1. Gesetzliche Regelung
Gem. § 113 Abs. 1 S. 2 FamFG i.V.m. § 127 Abs. 3 S. 1 ZPO findet gegen die Bewilligung der VKH die sofortige Beschwerde der Staatskasse statt, wenn das Gericht weder Monatsraten noch aus dem Vermögen zu zahlende Beträge festgesetzt hat. Dabei kann nach § 127 Abs. 3 S. 2 ZPO die Beschwerde nur darauf gestützt werden, dass die Partei nach ihren persönlichen und wirtschaftlichen Verhältnissen in der Lage ist, Zahlungen zu leisten.
2. Beschwerdefrist
Die sofortige Beschwerde ist gem. § 127 Abs. 3 S, 3 ZPO binnen einer Notfrist von einem Monat einzulegen, die mit der Bekanntgabe des VKH-Bewilligungsbeschlusses beginnt. Gem. § 113 Abs. 1 S. 2 FamFG i.V.m. § 127 Abs. 3 S. 4 ZPO ist die Einlegung einer sofortigen Beschwerde durch die Staatskasse nach Ablauf von drei Monaten seit der Verkündung der Entscheidung unstatthaft. Wenn die Entscheidung über die Bewilligung der VKH nicht verkündet worden ist, so tritt gem. § 113 Abs. 1 S. 2 FamFG i.V.m. § 127 Abs. 3 S. 5 ZPO an die Stelle der Verkündung der Zeitpunkt, in dem die unterschriebene Entscheidung der Geschäftsstelle übermittelt wird.

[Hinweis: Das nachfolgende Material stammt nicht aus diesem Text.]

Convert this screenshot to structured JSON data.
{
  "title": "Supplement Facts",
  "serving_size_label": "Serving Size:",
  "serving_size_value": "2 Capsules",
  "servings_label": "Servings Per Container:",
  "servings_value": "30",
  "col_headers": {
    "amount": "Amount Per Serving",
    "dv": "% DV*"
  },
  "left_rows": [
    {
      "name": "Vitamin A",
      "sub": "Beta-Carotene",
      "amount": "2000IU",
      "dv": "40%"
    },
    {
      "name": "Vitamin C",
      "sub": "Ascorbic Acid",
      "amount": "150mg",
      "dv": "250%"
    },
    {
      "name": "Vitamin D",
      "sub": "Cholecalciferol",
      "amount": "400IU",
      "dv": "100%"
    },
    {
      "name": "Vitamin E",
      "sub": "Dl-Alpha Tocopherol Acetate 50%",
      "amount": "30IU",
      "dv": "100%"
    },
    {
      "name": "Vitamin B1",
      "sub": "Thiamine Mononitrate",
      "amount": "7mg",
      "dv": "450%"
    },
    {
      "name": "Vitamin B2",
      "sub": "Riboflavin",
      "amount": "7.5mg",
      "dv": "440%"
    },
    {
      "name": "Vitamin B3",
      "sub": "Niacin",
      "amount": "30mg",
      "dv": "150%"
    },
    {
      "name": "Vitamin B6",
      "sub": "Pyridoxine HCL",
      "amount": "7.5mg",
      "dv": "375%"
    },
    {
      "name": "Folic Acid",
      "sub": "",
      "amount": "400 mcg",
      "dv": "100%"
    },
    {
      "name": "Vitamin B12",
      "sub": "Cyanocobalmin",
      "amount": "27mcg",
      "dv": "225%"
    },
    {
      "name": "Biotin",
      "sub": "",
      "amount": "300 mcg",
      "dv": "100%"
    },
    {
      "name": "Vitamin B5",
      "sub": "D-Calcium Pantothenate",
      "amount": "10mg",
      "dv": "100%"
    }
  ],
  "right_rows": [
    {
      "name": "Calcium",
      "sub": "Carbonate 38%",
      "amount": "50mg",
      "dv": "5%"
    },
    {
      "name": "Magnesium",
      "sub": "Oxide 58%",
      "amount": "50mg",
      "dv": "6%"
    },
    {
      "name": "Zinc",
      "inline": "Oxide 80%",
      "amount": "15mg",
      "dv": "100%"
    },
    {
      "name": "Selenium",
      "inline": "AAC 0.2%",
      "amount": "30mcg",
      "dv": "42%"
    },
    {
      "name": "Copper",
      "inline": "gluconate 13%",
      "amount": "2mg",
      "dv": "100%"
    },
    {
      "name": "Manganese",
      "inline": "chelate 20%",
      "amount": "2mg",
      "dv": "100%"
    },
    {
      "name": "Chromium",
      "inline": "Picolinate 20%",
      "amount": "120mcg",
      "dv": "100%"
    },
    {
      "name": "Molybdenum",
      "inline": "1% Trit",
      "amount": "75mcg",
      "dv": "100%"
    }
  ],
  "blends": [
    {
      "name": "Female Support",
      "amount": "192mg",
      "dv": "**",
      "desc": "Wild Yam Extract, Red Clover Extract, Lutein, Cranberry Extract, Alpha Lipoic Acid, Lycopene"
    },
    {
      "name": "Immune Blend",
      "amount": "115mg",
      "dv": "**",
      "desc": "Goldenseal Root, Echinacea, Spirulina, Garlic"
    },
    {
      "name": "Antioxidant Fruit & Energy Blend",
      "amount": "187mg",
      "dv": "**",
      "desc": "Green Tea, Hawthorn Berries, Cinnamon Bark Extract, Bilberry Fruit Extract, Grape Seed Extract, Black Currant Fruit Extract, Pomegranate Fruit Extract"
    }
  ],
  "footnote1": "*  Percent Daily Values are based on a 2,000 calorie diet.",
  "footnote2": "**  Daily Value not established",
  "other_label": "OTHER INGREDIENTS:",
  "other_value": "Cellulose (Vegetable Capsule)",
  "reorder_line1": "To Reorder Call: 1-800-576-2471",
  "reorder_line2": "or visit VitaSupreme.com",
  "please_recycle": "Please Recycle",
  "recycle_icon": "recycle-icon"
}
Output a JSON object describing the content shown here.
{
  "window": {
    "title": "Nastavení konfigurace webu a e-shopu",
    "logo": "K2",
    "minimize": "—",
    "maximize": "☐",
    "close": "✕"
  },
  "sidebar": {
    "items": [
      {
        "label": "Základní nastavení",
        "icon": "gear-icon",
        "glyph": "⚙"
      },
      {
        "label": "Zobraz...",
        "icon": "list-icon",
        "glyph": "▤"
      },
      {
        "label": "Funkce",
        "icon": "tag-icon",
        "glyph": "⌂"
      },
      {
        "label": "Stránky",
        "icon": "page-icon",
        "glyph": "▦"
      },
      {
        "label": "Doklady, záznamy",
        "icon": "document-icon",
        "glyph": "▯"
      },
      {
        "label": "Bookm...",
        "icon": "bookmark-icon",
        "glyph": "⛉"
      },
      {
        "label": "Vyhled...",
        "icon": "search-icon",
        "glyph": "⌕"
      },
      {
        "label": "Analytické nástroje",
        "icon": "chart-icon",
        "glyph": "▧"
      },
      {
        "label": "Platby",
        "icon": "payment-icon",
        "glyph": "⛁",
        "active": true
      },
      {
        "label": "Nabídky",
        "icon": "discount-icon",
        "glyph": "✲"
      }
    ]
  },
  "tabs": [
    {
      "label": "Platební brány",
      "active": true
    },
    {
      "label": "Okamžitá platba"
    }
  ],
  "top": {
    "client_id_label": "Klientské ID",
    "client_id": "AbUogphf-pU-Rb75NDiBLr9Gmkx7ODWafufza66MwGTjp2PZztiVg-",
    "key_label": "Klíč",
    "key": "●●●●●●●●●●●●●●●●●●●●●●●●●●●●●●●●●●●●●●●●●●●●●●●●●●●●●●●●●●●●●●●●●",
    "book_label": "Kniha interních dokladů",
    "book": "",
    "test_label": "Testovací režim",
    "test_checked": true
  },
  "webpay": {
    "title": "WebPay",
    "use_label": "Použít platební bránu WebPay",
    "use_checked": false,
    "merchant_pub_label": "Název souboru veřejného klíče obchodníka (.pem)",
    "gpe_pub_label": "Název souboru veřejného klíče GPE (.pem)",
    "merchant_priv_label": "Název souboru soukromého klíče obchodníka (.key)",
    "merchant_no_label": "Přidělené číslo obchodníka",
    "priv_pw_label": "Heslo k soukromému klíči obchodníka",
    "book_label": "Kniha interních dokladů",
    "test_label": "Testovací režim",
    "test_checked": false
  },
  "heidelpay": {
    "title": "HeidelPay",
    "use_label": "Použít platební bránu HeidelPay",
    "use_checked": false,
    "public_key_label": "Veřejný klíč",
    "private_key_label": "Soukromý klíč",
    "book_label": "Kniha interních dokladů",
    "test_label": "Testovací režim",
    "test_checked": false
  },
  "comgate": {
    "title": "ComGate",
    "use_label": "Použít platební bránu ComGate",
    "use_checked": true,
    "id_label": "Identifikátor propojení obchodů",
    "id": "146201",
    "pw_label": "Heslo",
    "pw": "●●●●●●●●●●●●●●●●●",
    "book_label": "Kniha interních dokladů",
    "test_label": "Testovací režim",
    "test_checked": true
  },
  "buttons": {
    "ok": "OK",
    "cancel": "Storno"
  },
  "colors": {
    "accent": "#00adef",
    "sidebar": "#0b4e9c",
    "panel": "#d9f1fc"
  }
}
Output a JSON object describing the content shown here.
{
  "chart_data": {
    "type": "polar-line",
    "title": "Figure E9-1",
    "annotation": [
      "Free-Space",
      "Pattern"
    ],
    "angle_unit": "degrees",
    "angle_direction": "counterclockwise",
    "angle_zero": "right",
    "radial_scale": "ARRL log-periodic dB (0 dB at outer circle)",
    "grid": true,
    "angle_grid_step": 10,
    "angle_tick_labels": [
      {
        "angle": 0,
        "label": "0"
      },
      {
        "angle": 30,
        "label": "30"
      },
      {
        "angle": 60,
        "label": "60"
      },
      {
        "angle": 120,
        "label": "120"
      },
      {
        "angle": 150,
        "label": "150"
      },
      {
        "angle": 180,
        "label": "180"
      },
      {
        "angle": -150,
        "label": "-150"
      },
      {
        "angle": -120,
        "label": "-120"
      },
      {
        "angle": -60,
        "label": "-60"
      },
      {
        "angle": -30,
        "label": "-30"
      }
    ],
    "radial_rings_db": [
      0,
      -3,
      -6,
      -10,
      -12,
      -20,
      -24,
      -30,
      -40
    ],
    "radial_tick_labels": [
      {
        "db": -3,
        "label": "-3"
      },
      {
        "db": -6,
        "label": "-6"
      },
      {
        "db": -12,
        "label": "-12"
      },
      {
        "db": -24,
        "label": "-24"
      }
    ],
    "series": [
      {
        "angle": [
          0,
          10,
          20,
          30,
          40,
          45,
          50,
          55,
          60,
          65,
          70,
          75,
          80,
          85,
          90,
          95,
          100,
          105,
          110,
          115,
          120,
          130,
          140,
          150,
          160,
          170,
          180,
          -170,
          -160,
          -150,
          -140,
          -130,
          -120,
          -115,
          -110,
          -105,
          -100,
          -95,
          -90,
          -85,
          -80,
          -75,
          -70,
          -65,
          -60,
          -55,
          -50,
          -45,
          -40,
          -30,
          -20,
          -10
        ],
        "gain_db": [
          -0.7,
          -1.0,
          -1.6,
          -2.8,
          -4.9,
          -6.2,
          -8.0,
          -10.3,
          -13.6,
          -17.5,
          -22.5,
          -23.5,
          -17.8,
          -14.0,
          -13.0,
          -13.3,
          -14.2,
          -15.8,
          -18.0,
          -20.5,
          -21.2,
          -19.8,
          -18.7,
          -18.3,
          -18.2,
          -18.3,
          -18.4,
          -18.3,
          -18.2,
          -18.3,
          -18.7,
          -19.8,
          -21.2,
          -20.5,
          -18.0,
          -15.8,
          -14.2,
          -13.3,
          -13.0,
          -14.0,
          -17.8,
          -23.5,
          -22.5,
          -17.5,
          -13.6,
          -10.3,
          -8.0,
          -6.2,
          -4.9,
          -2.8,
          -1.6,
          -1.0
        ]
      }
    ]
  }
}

Vorliegend hatte die Bezirksrevisorin in Anwendung dieser Regelungen ihre sofortige Beschwerde vom 1.6.2022 rechtzeitig eingelegt.
3. Form der Beschwerde
Nach Auffassung des OLG Bamberg hätte die Bezirksrevisorin als Vertreterin der Staatskasse ihre sofortige Beschwerde dem AG Gemünden als elektronisches Dokument übermitteln müssen. Das zur Akte geheftete Beschwerdeschreiben der Bezirksrevisorin stelle keine formgerechte Beschwerdeeinlegung dar. Gem. § 130d S. 1 ZPO sind vorbereitende Schriftsätze und schriftlich einzureichende Anträge und Erklärungen, die durch eine Behörde oder eine juristische Person des öffentlichen Rechts eingereicht werden, als elektronisches Dokument zu übermitteln. Für die Frage, ob die Bezirksrevisorin als Behörde i.S.d. § 130d ZPO anzusehen ist, kommt es nach Auffassung des OLG Bamberg nicht auf ihre An- oder Eingliederung in die Justiz und ihre Dienststellung an. Beschwerdeführer sei vielmehr der Freistaat Bayern, der nach Maßgabe der landesrechtlichen Regelungen durch die Bezirksrevisorin vertreten werde. Deshalb sei maßgeblich auf den Freistaat Bayern, der als "Staatskasse" i.S.v. § 127 Abs. 3 ZPO allein beschwerdeberechtigt sei, abzustellen und nicht auf die Bezirksrevisorin. Der Freistaat Bayern ist nach den weiteren Ausführungen des OLG Bamberg eine juristische Person des öffentlichen Rechts, für die § 130d ZPO einschlägig sei. Folglich würden juristische Personen des öffentlichen Rechts ebenso wie Behörden seit dem 1.1.2022 für schriftlich einzureichende Erklärungen der aktiven Nutzungspflicht des elektronischen Rechtsverkehrs unterliegen. Dies hat nach Auffassung des OLG Bamberg zur Folge, dass der in § 130d ZPO geregelte aktive Nutzungszwang auch für schriftliche Verfahrenshandlungen der "Staatskasse" gelte und damit auch für die vorliegende sofortige Beschwerde gegen die ratenfreie VKH-Bewilligung.
Das OLG Bamberg hat deshalb die sofortige Beschwerde der Staatskasse als unzulässig verworfen. Da insoweit höchstrichterliche Rspr. zur Frage, ob auf die Staatskasse die Vorschriften über den elektronischen Rechtsverkehr anwendbar seien, noch nicht vorliegt, hat das OLG Bamberg gegen seine Entscheidung die Rechtsbeschwerde zugelassen.